Matthias Lamberg pensaba que aquel frío y gris día de noviembre había sido muy duro para un ferroviario jubilado. Desde primera hora de la mañana, cuando decidió acercarse al ayuntamiento para solicitar un certificado de empadronamiento y poder trasladar su pensión a Berlín, todo se había complicado. Tras una larga espera salió de allí enfadado, sin haber conseguido arreglar nada, pensando que cada vez había más burocracia y menos eficiencia en aquel país. Más tarde a mediodía, en la taberna en la que solía comer desde que su esposa había fallecido meses atrás, tuvo una fuerte discusión con el amigo con el que solía compartir aquel rato, cuando tuvo que escuchar que aquellos nacionalistas no arreglarían nada, sino que muy al contrario terminarían por llevar al país a un profundo hoyo. Eso fue demasiado para él, tanto que todo comenzó a darle vueltas y muy ofendido, cogió su plato y sus cubiertos y se fue a acabar de comer en otra mesa.

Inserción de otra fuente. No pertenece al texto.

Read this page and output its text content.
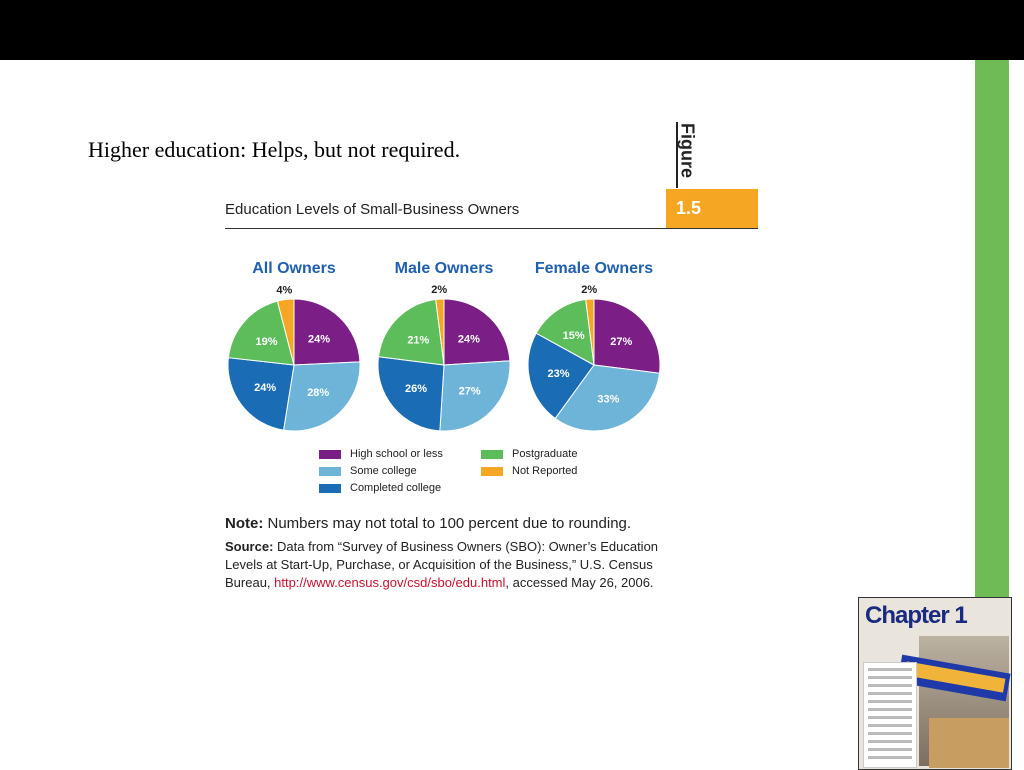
Higher education: Helps, but not required.	Figure
1.5
Education Levels of Small-Business Owners
All Owners
24%
28%
24%
19%
4%
Male Owners
24%
27%
26%
21%
2%
Female Owners
27%
33%
23%
15%
2%
High school or less
Some college
Completed college
Postgraduate
Not Reported
Note: Numbers may not total to 100 percent due to rounding.
Source: Data from “Survey of Business Owners (SBO): Owner’s Education Levels at Start-Up, Purchase, or Acquisition of the Business,” U.S. Census Bureau, http://www.census.gov/csd/sbo/edu.html, accessed May 26, 2006.
Chapter 1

Por la tarde, tras sentarse en un banco en un parque para hacer tiempo, y releer las páginas del «Berliner Tageblatt», asistió a la conferencia que tantos días llevaba aguardando. Aquel fue el único rato que se sintió bien, escuchando a un intelectual que parecía saber lo que decía. El título de la conferencia era explícito: «Nacionalismo». El conferenciante era un tal Joseph Goebbels, desconocido para los asistentes, un hombre bajo, tal vez demasiado joven, que cojeaba levemente. Lamberg pudo darse cuenta de que el conferenciante calzaba un zapato ortopédico en su pie derecho compensando la diferencia de longitud entre sus piernas. Un hombre muy delgado y pálido, de aspecto casi enfermizo, apasionado en su exposición, que abogó durante las dos horas que duró su conferencia por un estado nacional fuerte que suprimiese la lucha de clases mediante un socialismo nacional y anticapitalista. Habló de un líder carismático. Un tal Gregor Strasser. El hombre empleaba una ardorosa retórica que redundaba sus palabras. Su idea era la preservación de la pureza racial, sin andarse por las ramas. Habló con claridad de la eliminación de los enemigos de Alemania: los socialistas, demócratas, bolcheviques y judíos. Cuando alguien levantó la mano para intentar aclarar lo que quería decir con aquello de eliminar, el joven conferenciante con aplomo aseguró que eliminar y liquidar eran sinónimos.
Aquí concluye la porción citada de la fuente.